差出人を確認した途端、胸がトクンと音を立て顔が綻んだ。
箱を開けると見覚えがある服が入っていた。
以前城下町へ一緒に出かけた時に、私がショーウインドーの前で足を止めたものだった。
こういう些細なことを覚えていてくれたことが嬉しくて、幸せだなと実感した。
ドキドキしながら手紙に目を通すと、実に意外な言葉が書き綴られていた。
本を読むのが好きで、文書を書くことも多いはずの彼が「頭を悩ませて手紙を書いた」と言っている。
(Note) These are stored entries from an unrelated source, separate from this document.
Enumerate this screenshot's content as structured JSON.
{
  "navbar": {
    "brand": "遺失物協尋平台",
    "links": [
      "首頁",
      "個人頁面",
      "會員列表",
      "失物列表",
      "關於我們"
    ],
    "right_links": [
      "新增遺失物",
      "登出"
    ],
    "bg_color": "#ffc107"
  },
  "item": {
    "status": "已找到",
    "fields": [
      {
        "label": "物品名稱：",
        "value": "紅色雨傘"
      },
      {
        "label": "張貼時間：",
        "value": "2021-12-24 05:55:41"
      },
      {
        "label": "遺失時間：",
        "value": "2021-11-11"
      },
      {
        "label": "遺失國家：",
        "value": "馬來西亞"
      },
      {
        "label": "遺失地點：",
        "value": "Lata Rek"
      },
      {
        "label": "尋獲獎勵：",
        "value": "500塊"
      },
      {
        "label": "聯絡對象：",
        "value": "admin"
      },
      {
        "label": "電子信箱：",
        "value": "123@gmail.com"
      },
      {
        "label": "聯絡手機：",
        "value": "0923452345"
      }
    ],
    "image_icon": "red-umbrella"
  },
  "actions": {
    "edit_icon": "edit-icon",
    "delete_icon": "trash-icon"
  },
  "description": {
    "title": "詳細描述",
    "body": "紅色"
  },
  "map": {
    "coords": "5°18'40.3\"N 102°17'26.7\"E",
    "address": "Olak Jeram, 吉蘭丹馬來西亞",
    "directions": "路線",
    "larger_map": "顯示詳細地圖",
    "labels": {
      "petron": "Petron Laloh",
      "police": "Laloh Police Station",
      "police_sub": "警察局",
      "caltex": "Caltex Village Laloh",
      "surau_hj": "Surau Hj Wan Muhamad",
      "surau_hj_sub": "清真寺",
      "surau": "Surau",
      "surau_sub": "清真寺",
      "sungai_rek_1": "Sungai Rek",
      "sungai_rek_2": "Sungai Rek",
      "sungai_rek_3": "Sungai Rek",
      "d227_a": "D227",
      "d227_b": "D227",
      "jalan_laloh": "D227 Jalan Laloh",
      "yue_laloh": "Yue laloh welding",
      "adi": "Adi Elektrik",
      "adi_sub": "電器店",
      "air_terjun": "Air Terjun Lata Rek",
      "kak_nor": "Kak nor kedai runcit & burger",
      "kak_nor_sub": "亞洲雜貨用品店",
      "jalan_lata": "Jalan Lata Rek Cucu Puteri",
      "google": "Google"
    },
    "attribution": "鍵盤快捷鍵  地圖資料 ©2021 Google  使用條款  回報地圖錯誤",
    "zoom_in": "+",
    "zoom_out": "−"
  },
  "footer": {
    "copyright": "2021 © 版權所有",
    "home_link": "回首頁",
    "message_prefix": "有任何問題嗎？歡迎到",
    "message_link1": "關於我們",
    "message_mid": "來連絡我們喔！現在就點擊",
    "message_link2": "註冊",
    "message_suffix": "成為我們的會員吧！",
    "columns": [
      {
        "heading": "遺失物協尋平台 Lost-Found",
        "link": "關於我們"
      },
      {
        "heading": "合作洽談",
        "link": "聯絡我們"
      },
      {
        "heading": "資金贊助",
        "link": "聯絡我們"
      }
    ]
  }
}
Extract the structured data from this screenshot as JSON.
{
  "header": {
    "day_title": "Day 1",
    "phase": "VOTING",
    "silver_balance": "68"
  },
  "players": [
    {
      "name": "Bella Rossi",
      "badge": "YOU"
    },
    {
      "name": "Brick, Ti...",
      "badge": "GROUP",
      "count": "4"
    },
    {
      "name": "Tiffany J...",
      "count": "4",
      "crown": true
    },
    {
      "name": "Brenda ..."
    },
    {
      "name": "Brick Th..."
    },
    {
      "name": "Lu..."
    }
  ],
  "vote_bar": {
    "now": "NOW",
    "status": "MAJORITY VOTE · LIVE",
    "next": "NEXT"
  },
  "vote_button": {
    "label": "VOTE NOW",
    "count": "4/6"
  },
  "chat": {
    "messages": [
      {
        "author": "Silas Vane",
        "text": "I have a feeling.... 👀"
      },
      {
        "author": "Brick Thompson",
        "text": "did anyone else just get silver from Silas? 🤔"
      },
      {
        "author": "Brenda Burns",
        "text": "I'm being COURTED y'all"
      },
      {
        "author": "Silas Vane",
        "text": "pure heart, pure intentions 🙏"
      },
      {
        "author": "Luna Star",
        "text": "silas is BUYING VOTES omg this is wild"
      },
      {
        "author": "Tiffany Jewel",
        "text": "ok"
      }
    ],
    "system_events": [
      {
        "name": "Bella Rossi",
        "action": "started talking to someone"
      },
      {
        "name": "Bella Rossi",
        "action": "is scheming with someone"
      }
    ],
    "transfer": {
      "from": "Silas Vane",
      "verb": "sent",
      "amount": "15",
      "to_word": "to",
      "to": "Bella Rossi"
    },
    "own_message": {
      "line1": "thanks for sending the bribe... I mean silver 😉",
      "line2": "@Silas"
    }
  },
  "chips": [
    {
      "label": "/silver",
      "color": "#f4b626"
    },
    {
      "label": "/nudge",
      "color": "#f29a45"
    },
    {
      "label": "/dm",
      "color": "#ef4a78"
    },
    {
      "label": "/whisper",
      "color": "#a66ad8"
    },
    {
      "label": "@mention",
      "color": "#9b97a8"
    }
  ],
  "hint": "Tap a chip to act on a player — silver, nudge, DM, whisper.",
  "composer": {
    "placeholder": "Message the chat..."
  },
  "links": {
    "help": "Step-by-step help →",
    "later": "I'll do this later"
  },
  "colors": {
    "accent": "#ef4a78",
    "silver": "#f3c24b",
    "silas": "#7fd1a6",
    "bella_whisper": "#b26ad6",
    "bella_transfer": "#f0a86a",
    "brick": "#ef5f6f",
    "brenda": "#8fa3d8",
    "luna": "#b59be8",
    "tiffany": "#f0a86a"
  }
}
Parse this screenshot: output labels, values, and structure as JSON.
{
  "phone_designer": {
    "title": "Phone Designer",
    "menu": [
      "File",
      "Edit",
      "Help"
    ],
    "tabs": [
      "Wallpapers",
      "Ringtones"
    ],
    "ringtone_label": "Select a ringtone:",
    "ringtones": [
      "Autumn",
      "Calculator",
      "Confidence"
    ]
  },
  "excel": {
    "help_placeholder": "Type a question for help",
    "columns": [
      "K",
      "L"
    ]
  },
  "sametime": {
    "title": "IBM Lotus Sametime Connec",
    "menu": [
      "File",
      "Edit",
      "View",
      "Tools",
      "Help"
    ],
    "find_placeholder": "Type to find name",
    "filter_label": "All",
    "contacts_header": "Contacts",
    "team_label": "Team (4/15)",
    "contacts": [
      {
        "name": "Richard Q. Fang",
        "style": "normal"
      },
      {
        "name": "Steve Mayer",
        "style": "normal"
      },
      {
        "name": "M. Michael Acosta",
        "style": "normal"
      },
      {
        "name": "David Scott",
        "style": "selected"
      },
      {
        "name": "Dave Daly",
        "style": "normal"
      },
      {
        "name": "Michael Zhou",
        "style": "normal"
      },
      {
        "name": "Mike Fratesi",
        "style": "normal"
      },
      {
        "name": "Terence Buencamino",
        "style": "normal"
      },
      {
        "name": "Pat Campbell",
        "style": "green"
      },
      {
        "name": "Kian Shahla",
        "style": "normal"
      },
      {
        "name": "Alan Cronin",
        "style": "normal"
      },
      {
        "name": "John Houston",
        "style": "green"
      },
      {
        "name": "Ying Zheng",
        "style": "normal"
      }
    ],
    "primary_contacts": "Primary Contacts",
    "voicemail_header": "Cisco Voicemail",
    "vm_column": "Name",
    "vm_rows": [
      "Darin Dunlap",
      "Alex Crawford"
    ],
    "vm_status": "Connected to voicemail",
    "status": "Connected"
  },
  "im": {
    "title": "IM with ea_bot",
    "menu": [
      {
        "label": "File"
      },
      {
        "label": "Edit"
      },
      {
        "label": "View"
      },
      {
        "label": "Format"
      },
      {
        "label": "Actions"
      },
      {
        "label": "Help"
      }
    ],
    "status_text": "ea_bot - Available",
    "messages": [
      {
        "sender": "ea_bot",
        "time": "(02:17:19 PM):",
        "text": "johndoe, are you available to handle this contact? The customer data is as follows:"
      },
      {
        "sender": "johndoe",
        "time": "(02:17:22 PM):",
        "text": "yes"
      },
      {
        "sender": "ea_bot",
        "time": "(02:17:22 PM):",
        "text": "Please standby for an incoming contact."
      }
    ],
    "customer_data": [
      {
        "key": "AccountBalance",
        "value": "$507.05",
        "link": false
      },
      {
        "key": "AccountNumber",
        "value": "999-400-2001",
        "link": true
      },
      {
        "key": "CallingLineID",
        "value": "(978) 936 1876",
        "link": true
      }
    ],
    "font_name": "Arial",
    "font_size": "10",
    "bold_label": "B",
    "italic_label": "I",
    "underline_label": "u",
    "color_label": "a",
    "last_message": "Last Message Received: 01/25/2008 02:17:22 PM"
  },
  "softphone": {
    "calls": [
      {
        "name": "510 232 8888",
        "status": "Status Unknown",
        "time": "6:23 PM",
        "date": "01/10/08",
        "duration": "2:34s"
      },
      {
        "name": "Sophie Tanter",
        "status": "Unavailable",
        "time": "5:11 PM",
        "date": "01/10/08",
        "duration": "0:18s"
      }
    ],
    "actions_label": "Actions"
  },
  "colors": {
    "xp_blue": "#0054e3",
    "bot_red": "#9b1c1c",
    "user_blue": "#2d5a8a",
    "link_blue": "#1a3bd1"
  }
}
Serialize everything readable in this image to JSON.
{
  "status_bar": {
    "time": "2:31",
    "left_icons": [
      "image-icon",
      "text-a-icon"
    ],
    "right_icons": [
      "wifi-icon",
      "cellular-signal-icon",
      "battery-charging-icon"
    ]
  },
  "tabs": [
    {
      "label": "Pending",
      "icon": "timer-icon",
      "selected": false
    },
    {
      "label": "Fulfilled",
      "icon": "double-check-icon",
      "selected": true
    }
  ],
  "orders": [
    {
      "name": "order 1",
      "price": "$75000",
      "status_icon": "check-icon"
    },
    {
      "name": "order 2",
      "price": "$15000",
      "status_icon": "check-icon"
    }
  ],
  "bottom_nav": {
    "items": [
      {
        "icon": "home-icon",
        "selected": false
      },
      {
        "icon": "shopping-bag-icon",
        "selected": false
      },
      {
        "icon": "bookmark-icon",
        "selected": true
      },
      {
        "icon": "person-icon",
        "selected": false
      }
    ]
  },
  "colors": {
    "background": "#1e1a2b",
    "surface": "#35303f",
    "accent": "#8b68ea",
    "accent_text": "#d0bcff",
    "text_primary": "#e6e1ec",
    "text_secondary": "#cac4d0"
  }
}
自分のために筆を取り、言葉を選んでくれたことを想像すると感慨深かった。
「そんなに手紙じっくり読まれると恥ずかしいんだけど、ちゃん。」
頭の上から降ってきた声に見上げてみれば、そこには礼服に身を包んだレオが立っていた。
「レオ!いつの間に?」
「一応ノックしたんだけど、物音だけして返事がなかったから入っちゃった。…気に入ってくれた?俺からのお祝い。」
「覚えててくれて嬉しかった…。ありがとう!」
「今度出かける時その服着てきてよ。絶対似合うはずだから。」
レオの優しさが胸に染みて頬を緩ませると、レオは柔らかく微笑んでくれた。
私はレオにはすっかり心を許しているし、レオもそうだと思ってたんだけど…。
手紙の中の一文が気になって思わず尋ねてみた。
「レオは私といて緊張することがあるの?」
「あぁ、手紙のこと?悪い意味じゃなくて良い意味で、だよ。 」
「どういうこと?」
ハテナマークを浮かべていると、レオは私の頬にそっと手を添えて触れた。
「言い替えればドキッとするってこと。ちゃんと出会って1年経ったけど、すごく綺麗になったし余裕ではいられないでしょ。」
「そんなこと言うなら私だってレオにドキドキしてる…。」
今日も礼服姿のレオはとても素敵で、レオを見た時、身体に一瞬痺れが走ったかのような感覚になった。
「そっか…。俺たちお互い大好きってことだね。」
二人で顔を見合わせてはにかむように笑うと、どちらともなく唇が重なった。
私が恋したのも、これから恋するのもレオだけだよ。